本願発明のワークは、ギアや軸受け部材のように完成品の形態を成している場合と、後加工が成される中間品とのいずれも含んでいる。また、本願発明は、後工程として他の熱処理を行うことを否定するものではない。例えば、本願発明で熱処理したワークを、特許文献1の方法で更に浸炭又は浸窒若しくは浸炭浸窒してから焼入れすることにより、水素脆性を防止しつつ表面硬度を高くすることが可能である。
本願発明は、実際に具体化できる。

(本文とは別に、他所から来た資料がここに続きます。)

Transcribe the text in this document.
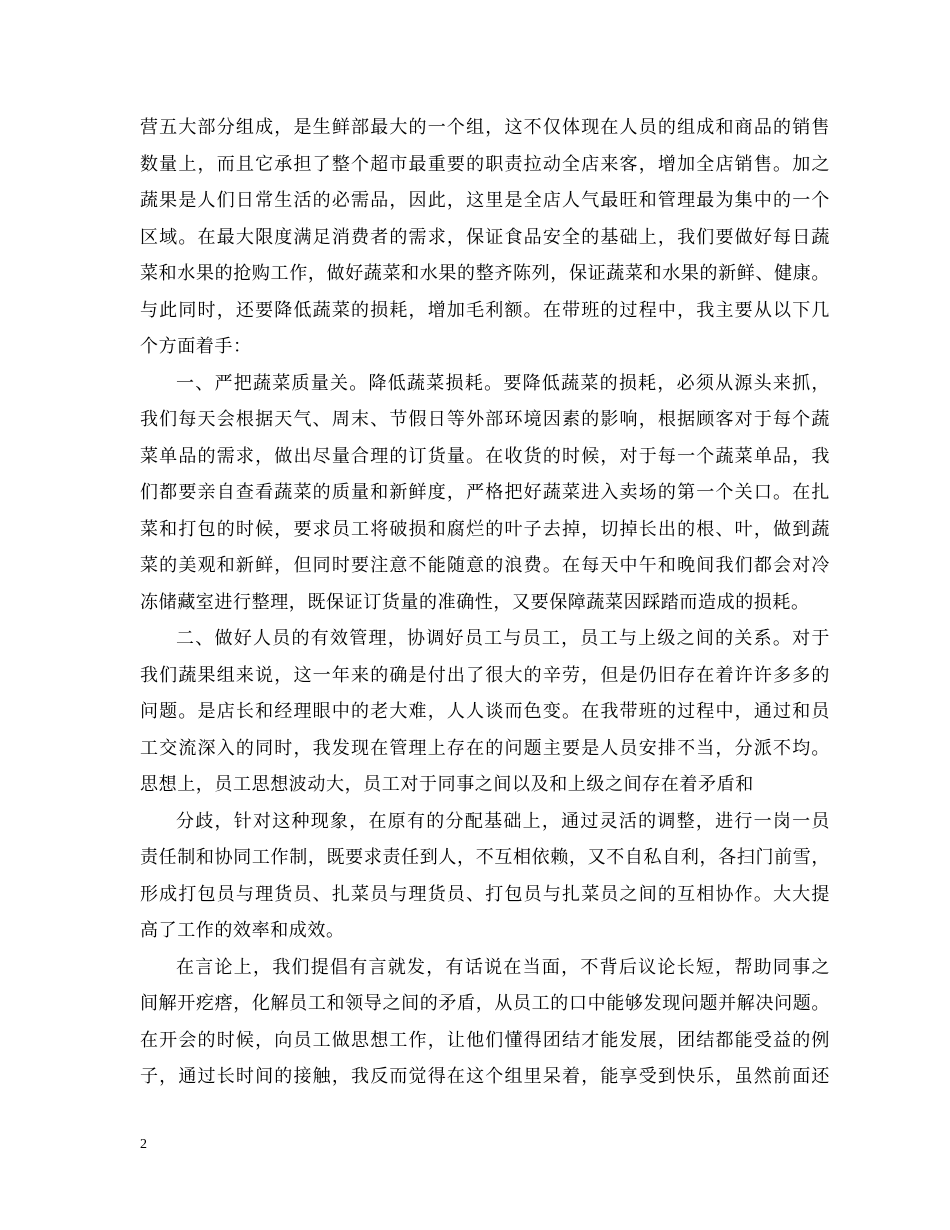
营五大部分组成，是生鲜部最大的一个组，这不仅体现在人员的组成和商品的销售
数量上，而且它承担了整个超市最重要的职责拉动全店来客，增加全店销售。加之
蔬果是人们日常生活的必需品，因此，这里是全店人气最旺和管理最为集中的一个
区域。在最大限度满足消费者的需求，保证食品安全的基础上，我们要做好每日蔬
菜和水果的抢购工作，做好蔬菜和水果的整齐陈列，保证蔬菜和水果的新鲜、健康。
与此同时，还要降低蔬菜的损耗，增加毛利额。在带班的过程中，我主要从以下几
个方面着手：
一、严把蔬菜质量关。降低蔬菜损耗。要降低蔬菜的损耗，必须从源头来抓，
我们每天会根据天气、周末、节假日等外部环境因素的影响，根据顾客对于每个蔬
菜单品的需求，做出尽量合理的订货量。在收货的时候，对于每一个蔬菜单品，我
们都要亲自查看蔬菜的质量和新鲜度，严格把好蔬菜进入卖场的第一个关口。在扎
菜和打包的时候，要求员工将破损和腐烂的叶子去掉，切掉长出的根、叶，做到蔬
菜的美观和新鲜，但同时要注意不能随意的浪费。在每天中午和晚间我们都会对冷
冻储藏室进行整理，既保证订货量的准确性，又要保障蔬菜因踩踏而造成的损耗。
二、做好人员的有效管理，协调好员工与员工，员工与上级之间的关系。对于
我们蔬果组来说，这一年来的确是付出了很大的辛劳，但是仍旧存在着许许多多的
问题。是店长和经理眼中的老大难，人人谈而色变。在我带班的过程中，通过和员
工交流深入的同时，我发现在管理上存在的问题主要是人员安排不当，分派不均。
思想上，员工思想波动大，员工对于同事之间以及和上级之间存在着矛盾和
分歧，针对这种现象，在原有的分配基础上，通过灵活的调整，进行一岗一员
责任制和协同工作制，既要求责任到人，不互相依赖，又不自私自利，各扫门前雪，
形成打包员与理货员、扎菜员与理货员、打包员与扎菜员之间的互相协作。大大提
高了工作的效率和成效。
在言论上，我们提倡有言就发，有话说在当面，不背后议论长短，帮助同事之
间解开疙瘩，化解员工和领导之间的矛盾，从员工的口中能够发现问题并解决问题。
在开会的时候，向员工做思想工作，让他们懂得团结才能发展，团结都能受益的例
子，通过长时间的接触，我反而觉得在这个组里呆着，能享受到快乐，虽然前面还
2
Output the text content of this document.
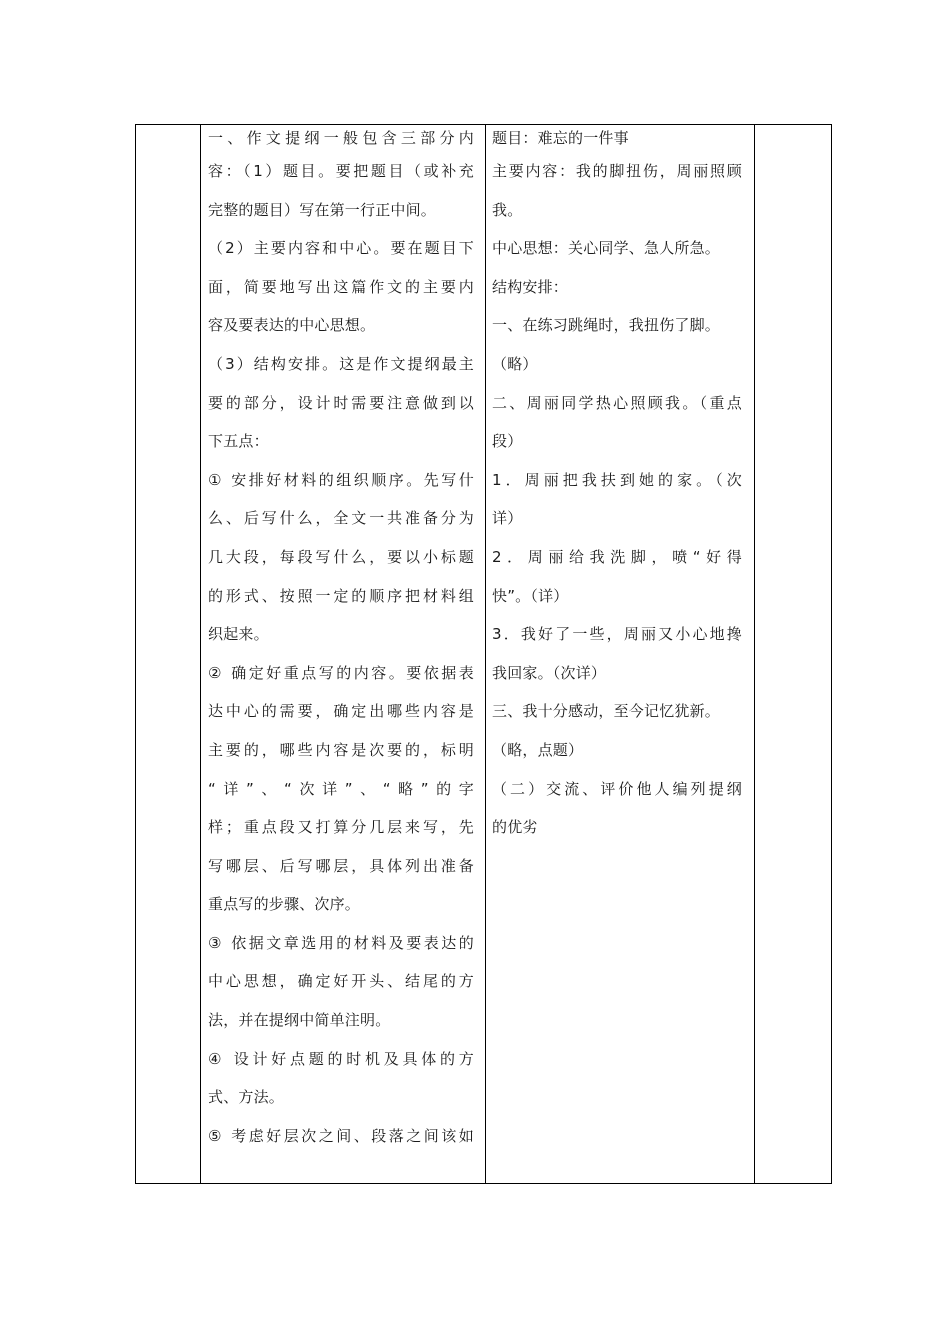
一、作文提纲一般包含三部分内
容：（1）题目。要把题目（或补充
完整的题目）写在第一行正中间。
（2）主要内容和中心。要在题目下
面，简要地写出这篇作文的主要内
容及要表达的中心思想。
（3）结构安排。这是作文提纲最主
要的部分，设计时需要注意做到以
下五点：
① 安排好材料的组织顺序。先写什
么、后写什么，全文一共准备分为
几大段，每段写什么，要以小标题
的形式、按照一定的顺序把材料组
织起来。
② 确定好重点写的内容。要依据表
达中心的需要，确定出哪些内容是
主要的，哪些内容是次要的，标明
“详”、“次详”、“略”的字
样；重点段又打算分几层来写，先
写哪层、后写哪层，具体列出准备
重点写的步骤、次序。
③ 依据文章选用的材料及要表达的
中心思想，确定好开头、结尾的方
法，并在提纲中简单注明。
④ 设计好点题的时机及具体的方
式、方法。
⑤ 考虑好层次之间、段落之间该如
题目：难忘的一件事
主要内容：我的脚扭伤，周丽照顾
我。
中心思想：关心同学、急人所急。
结构安排：
一、在练习跳绳时，我扭伤了脚。
（略）
二、周丽同学热心照顾我。（重点
段）
1．周丽把我扶到她的家。（次
详）
2．周丽给我洗脚，喷“好得
快”。（详）
3．我好了一些，周丽又小心地搀
我回家。（次详）
三、我十分感动，至今记忆犹新。
（略，点题）
（二）交流、评价他人编列提纲
的优劣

従って、産業上利用できる。
1 真空炉
2 焼入れ室
3 焼き戻し炉
4 真空炉のワーク投入口
5 真空炉のワーク出口
8 中継通路
13 油槽
16 窒素ガス導入口
18 水素濃度センサ
20 窒素ガスボンベ
22 真空ポンプ
30 制御装置

Claims (5)

  1. 炭素を0.25重量%以上含む中炭素又は高炭素でかつ焼入れ性向上のために他の金属元素が含まれている鋼材製ワークを水素脆性が生じない状態に熱処理して製造する方法であって、
    加熱工程と焼入れ工程と焼き戻し工程とを備えており、
    前記焼入れ工程は、減圧下で加熱する真空炉を使用して、無炭素・無水素状態で浸窒も行われない雰囲気下でかつ前記ワークから脱炭しない温度域で行われる一方、
    前記焼入れ工程は油又は水を使用して行われる、
    水素脆性防止鋼製ワークの製造方法。
  2. 前記ワークは、JISで規定するSUJ2、SCM、SKS、SNCMのうちのいずれかで製造されている、
    請求項1に記載した水素脆性がない鋼製ワークの製造方法。
  3. 前記ワークはJISで規定するSUJ2で製造されており、前記加熱工程は主として790〜850℃の温度で行われて、前記焼入れは油を使用して行われており、かつ、前記焼き戻し工程は150〜650℃で行われる、
    請求項2に記載した水素脆性防止鋼製ワークの製造方法。
  4. 前記ワークを前記真空炉に投入してから、前記真空炉を窒素ガス又は他の不活性ガスで満たして炉内を設定温度まで昇温せしめ、炉内が設定温度に達したら減圧下での加熱に切り換えられる、
    請求項1〜3のうちのいずれかに記載した水素脆性防止鋼製ワークの製造方法。
  5. 前記焼入れ工程は、遮蔽扉付き中継通路を介して前記真空炉と連通した焼入れ室で行われており、
    前記真空炉による加熱工程の終了後、前記焼入れ室を前記真空炉と略同じ真空度に維持した状態で前記遮蔽扉を空けて前記ワークを焼入れ室に移行し、次いで、前記遮蔽扉を閉じた後、減圧状態に維持された前記焼入れ室において油による焼入れが行われる、
    請求項1〜4のうちのいずれかに記載した水素脆性防止鋼製ワークの製造方法。